Hey family and friends of the far far away land! I hope that all is well with you on the other side! Man, sorry I couldn’t email yesterday. The internet was out all over so it just came on today so we have a few minutes to send something short and sweet! First off I have to say thanks to all my lovely family that talked to me on Mother’ Day. It is always great to hear from you guys! I love you lots and can’t wait to see you again! These past few weeks have been pretty hectic and hard between being sick and hitting 9 months and training it all has been alot, but it has at the same time been a wonderful blessing! I honestly can’t even begin to describe the things that I have learned and realized about myself these past few weeks. My area is honestly one of the hardest and even though I have been here about 4 months we still have not found the success that others have. I often times wonder why and I have really been hard on myself. We spend alot of time contacting and tracting and we just find that many people have been born in their church and it’s their family church and It’s hard for them to leave or they have only heard bad things about the church. Either way it makes it somewhat difficult and trying at times.
But last week was officially my 9 month mark! Yes half way there. I think that since then I have been really doing some self evaluating. The branch that I am in has been slowly going down hill to the point where we are lucky if we have 20 people at church. Most of our members have stopped coming and we struggle to get people to come to church and stay because there aren’t any people there with them. So honestly I had the question of why these things were happening. Why the area is struggling, why the branch is struggling, and why even when we try our best we seem to not be doing as well as the other missionaries. I however had the opportunity to read the talk that President Monson gave at his last conference in November 2013 "I Will Not Fail Thee, or Forsake Thee." In this talk he really talked about trials and how Heavenly Father never leaves us alone. He talked about trials and even said something that hit me to the core. He said that, "if the gospel is the center of our lives it will pull us through and we will become refined and grow." He even went on that God blesses us with so many things and he allows those trials so that we can learn and grown.

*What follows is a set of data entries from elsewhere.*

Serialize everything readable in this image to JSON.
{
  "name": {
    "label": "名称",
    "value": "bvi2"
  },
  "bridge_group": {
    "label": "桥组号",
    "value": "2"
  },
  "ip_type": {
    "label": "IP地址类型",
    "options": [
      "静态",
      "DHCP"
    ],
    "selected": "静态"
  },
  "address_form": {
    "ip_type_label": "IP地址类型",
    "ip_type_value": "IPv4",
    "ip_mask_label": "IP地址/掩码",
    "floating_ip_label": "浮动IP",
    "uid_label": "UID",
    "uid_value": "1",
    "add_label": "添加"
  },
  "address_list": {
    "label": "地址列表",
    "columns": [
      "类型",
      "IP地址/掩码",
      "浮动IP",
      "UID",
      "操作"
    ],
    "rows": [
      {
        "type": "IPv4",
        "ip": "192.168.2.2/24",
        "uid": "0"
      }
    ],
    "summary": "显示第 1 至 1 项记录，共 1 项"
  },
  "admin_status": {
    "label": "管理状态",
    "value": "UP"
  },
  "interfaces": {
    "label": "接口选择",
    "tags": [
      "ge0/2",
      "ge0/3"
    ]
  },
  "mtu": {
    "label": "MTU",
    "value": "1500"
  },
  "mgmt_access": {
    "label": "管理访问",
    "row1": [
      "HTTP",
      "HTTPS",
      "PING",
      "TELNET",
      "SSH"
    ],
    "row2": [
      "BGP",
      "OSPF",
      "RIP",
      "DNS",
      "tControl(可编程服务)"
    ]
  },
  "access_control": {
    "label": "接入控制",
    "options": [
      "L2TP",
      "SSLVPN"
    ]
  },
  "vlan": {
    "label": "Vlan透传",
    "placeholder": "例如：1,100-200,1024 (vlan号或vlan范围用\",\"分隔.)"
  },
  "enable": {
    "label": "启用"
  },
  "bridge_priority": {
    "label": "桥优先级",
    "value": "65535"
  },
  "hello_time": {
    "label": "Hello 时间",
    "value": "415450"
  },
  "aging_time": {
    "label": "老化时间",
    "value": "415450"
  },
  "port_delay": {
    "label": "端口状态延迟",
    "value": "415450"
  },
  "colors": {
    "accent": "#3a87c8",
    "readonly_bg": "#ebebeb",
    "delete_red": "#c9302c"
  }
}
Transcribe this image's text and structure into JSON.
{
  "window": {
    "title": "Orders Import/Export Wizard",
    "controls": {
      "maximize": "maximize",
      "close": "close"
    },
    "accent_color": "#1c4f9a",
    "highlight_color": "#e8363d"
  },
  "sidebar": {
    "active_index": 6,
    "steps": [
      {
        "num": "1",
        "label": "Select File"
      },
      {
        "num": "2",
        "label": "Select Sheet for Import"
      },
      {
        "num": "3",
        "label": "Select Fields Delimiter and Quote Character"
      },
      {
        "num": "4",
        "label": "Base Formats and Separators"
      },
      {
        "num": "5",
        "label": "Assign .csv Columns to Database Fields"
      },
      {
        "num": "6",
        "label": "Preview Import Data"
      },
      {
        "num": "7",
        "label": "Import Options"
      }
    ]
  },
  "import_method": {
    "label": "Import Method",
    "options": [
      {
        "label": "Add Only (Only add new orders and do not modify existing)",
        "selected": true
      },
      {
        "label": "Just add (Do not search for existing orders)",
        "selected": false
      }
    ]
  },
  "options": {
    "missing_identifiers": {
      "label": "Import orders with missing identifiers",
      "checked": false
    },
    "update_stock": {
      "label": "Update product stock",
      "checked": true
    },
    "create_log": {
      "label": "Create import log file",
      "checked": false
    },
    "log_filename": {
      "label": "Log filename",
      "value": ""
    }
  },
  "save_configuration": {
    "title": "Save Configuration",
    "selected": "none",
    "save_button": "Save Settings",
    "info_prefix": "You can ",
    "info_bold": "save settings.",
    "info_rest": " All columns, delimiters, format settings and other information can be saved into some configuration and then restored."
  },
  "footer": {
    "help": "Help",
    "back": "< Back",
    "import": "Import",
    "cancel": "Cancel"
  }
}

Often times I think that I forget that trials are a part of the plan. Trials help us to grow and they make us stronger. Life is about become better and stronger. More like the Savior and our Heavenly Father. It brings to my mind the poem "Good timber does not grow with ease, the stronger the wind, the stronger the trees." It is true for us too. The winds of life are often times hard. Sometimes we may think they are too strong and that we might break. When I read the account of Joseph Smith in the grove it talks about Joseph being overcome by this dark power. He said they he used all of his strength to fight and just when he was about to give up he saw a pillar of light exactly above his head. He didn't just go to the grove and God appeared right then and there. Heavenly Father and Jesus Christ waited until Joseph was about to give up. When he was at his breaking point. I realized that sometimes this is what God does. Not because he doesn't love us, but to help us. He never leaves us. He loves us. We just have to find the lesson that we have to learn.

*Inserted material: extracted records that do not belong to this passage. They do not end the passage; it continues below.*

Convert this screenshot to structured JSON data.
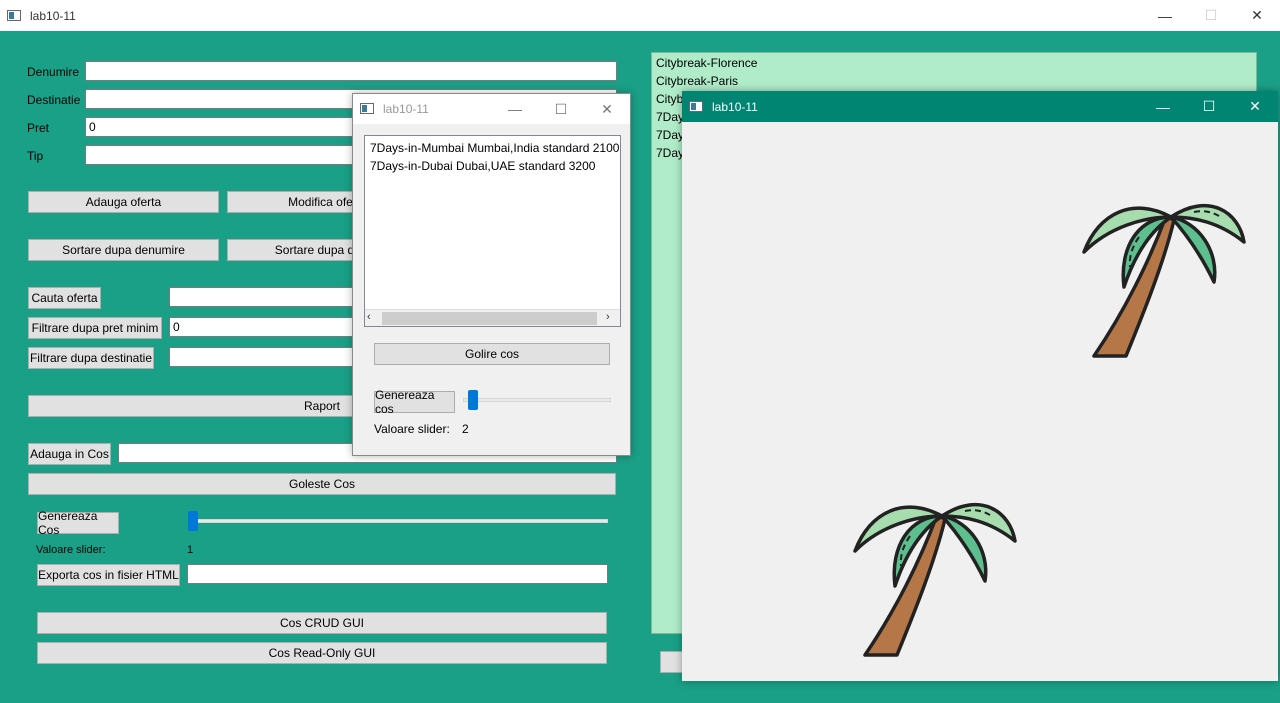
{
  "main_window": {
    "title": "lab10-11",
    "labels": {
      "denumire": "Denumire",
      "destinatie": "Destinatie",
      "pret": "Pret",
      "tip": "Tip"
    },
    "inputs": {
      "denumire": "",
      "destinatie": "",
      "pret": "0",
      "tip": ""
    },
    "buttons": {
      "adauga_oferta": "Adauga oferta",
      "modifica_oferta": "Modifica ofer",
      "sortare_denumire": "Sortare dupa denumire",
      "sortare_destinatie": "Sortare dupa dest",
      "cauta_oferta": "Cauta oferta",
      "filtrare_pret": "Filtrare dupa pret minim",
      "filtrare_destinatie": "Filtrare dupa destinatie",
      "raport": "Raport",
      "adauga_in_cos": "Adauga in Cos",
      "goleste_cos": "Goleste Cos",
      "genereaza_cos": "Genereaza Cos",
      "exporta_cos": "Exporta cos in fisier HTML",
      "cos_crud_gui": "Cos CRUD GUI",
      "cos_readonly_gui": "Cos Read-Only GUI"
    },
    "filter_pret_value": "0",
    "slider_label": "Valoare slider:",
    "slider_value": "1",
    "slider_fraction": 0.0,
    "offers_list": [
      "Citybreak-Florence",
      "Citybreak-Paris",
      "Cityb",
      "7Day",
      "7Day",
      "7Day"
    ]
  },
  "cos_window": {
    "title": "lab10-11",
    "items": [
      "7Days-in-Mumbai Mumbai,India standard 2100",
      "7Days-in-Dubai Dubai,UAE standard 3200"
    ],
    "golire_button": "Golire cos",
    "genereaza_button": "Genereaza cos",
    "slider_label": "Valoare slider:",
    "slider_value": "2"
  },
  "drawing_window": {
    "title": "lab10-11",
    "drawings": [
      "palm-tree",
      "palm-tree"
    ]
  },
  "window_controls": {
    "minimize": "—",
    "maximize": "☐",
    "close": "✕"
  },
  "colors": {
    "background": "#1aa087",
    "list_bg": "#b0ecc9",
    "drawing_titlebar": "#008573",
    "slider": "#0078d7"
  }
}
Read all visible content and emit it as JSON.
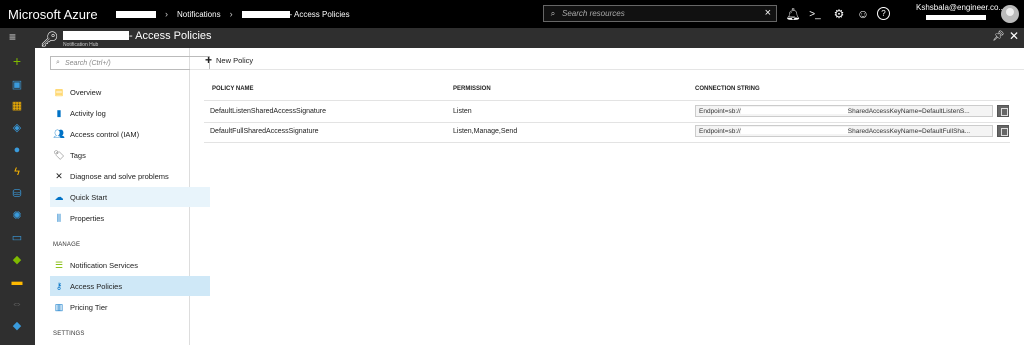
{
  "topbar": {
    "brand": "Microsoft Azure",
    "crumbs": [
      "Notifications",
      "- Access Policies"
    ],
    "search_placeholder": "Search resources",
    "account_email": "Kshsbala@engineer.co..."
  },
  "blade": {
    "title": "- Access Policies",
    "subtitle": "Notification Hub"
  },
  "menu": {
    "search_placeholder": "Search (Ctrl+/)",
    "items": [
      {
        "label": "Overview",
        "icon": "overview-icon"
      },
      {
        "label": "Activity log",
        "icon": "activity-log-icon"
      },
      {
        "label": "Access control (IAM)",
        "icon": "iam-icon"
      },
      {
        "label": "Tags",
        "icon": "tag-icon"
      },
      {
        "label": "Diagnose and solve problems",
        "icon": "wrench-icon"
      },
      {
        "label": "Quick Start",
        "icon": "quickstart-icon"
      },
      {
        "label": "Properties",
        "icon": "properties-icon"
      }
    ],
    "section_manage": "MANAGE",
    "manage_items": [
      {
        "label": "Notification Services",
        "icon": "notification-services-icon"
      },
      {
        "label": "Access Policies",
        "icon": "key-icon"
      },
      {
        "label": "Pricing Tier",
        "icon": "pricing-tier-icon"
      }
    ],
    "section_settings": "SETTINGS"
  },
  "content": {
    "new_policy": "New Policy",
    "columns": [
      "POLICY NAME",
      "PERMISSION",
      "CONNECTION STRING"
    ],
    "rows": [
      {
        "name": "DefaultListenSharedAccessSignature",
        "permission": "Listen",
        "conn_prefix": "Endpoint=sb://",
        "conn_suffix": "SharedAccessKeyName=DefaultListenS..."
      },
      {
        "name": "DefaultFullSharedAccessSignature",
        "permission": "Listen,Manage,Send",
        "conn_prefix": "Endpoint=sb://",
        "conn_suffix": "SharedAccessKeyName=DefaultFullSha..."
      }
    ]
  },
  "colors": {
    "topbar": "#000000",
    "bladehead": "#2f2f2f",
    "selected": "#cfe8f7",
    "accent": "#0072c6"
  }
}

Honestly my mission has been the hardest thing I have ever done in my life. I have been pushed to the edge, even when I thought I couldn't make it, God's hand was always there and I have grown so much. I just hope that as I continue on my journey that I continue to grown and stretch.

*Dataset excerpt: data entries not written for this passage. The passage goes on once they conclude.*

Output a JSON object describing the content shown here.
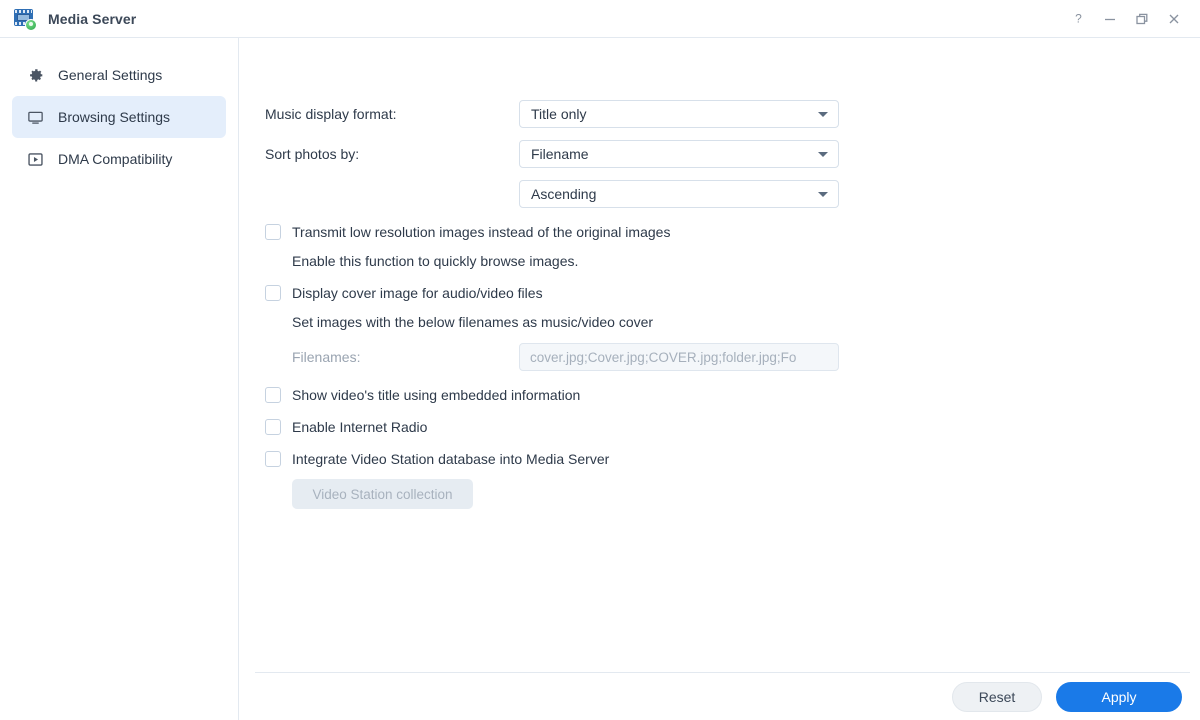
{
  "window": {
    "title": "Media Server",
    "app_icon": "media-server-icon",
    "controls": [
      {
        "name": "help-button",
        "glyph": "?"
      },
      {
        "name": "minimize-button",
        "glyph": "–"
      },
      {
        "name": "restore-button",
        "glyph": "❐"
      },
      {
        "name": "close-button",
        "glyph": "✕"
      }
    ]
  },
  "sidebar": {
    "items": [
      {
        "label": "General Settings",
        "icon": "gear-icon",
        "selected": false
      },
      {
        "label": "Browsing Settings",
        "icon": "monitor-icon",
        "selected": true
      },
      {
        "label": "DMA Compatibility",
        "icon": "play-box-icon",
        "selected": false
      }
    ]
  },
  "main": {
    "music_display_format": {
      "label": "Music display format:",
      "value": "Title only"
    },
    "sort_photos_by": {
      "label": "Sort photos by:",
      "value": "Filename"
    },
    "sort_order": {
      "value": "Ascending"
    },
    "transmit_low_res": {
      "label": "Transmit low resolution images instead of the original images",
      "checked": false,
      "note": "Enable this function to quickly browse images."
    },
    "display_cover_image": {
      "label": "Display cover image for audio/video files",
      "checked": false,
      "note": "Set images with the below filenames as music/video cover"
    },
    "filenames": {
      "label": "Filenames:",
      "value": "cover.jpg;Cover.jpg;COVER.jpg;folder.jpg;Fo",
      "disabled": true
    },
    "show_video_title": {
      "label": "Show video's title using embedded information",
      "checked": false
    },
    "enable_internet_radio": {
      "label": "Enable Internet Radio",
      "checked": false
    },
    "integrate_video_station": {
      "label": "Integrate Video Station database into Media Server",
      "checked": false
    },
    "video_station_collection_button": {
      "label": "Video Station collection",
      "disabled": true
    }
  },
  "footer": {
    "reset_label": "Reset",
    "apply_label": "Apply"
  },
  "colors": {
    "accent": "#1a7ae8",
    "sidebar_selected": "#e4eefb",
    "border": "#e3e9f0",
    "text": "#2e3a4a",
    "muted_text": "#a6b0bc"
  }
}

I want to become the person that Heavenly Father knows that I can be. I hope that we all remember this and remember that he will never leave us and that he is always there. He knows us perfectly. He knew us before we were born and he knows what we are capable of, but we have to have FAITH. I love being a missionary. I love the good and the bad. I know that this is something that I will never forget. I have gained so much more than I have lost.
I love you all and I hope that you continue to be strong. I pray for you all and I hope that you have a wonderful week!!!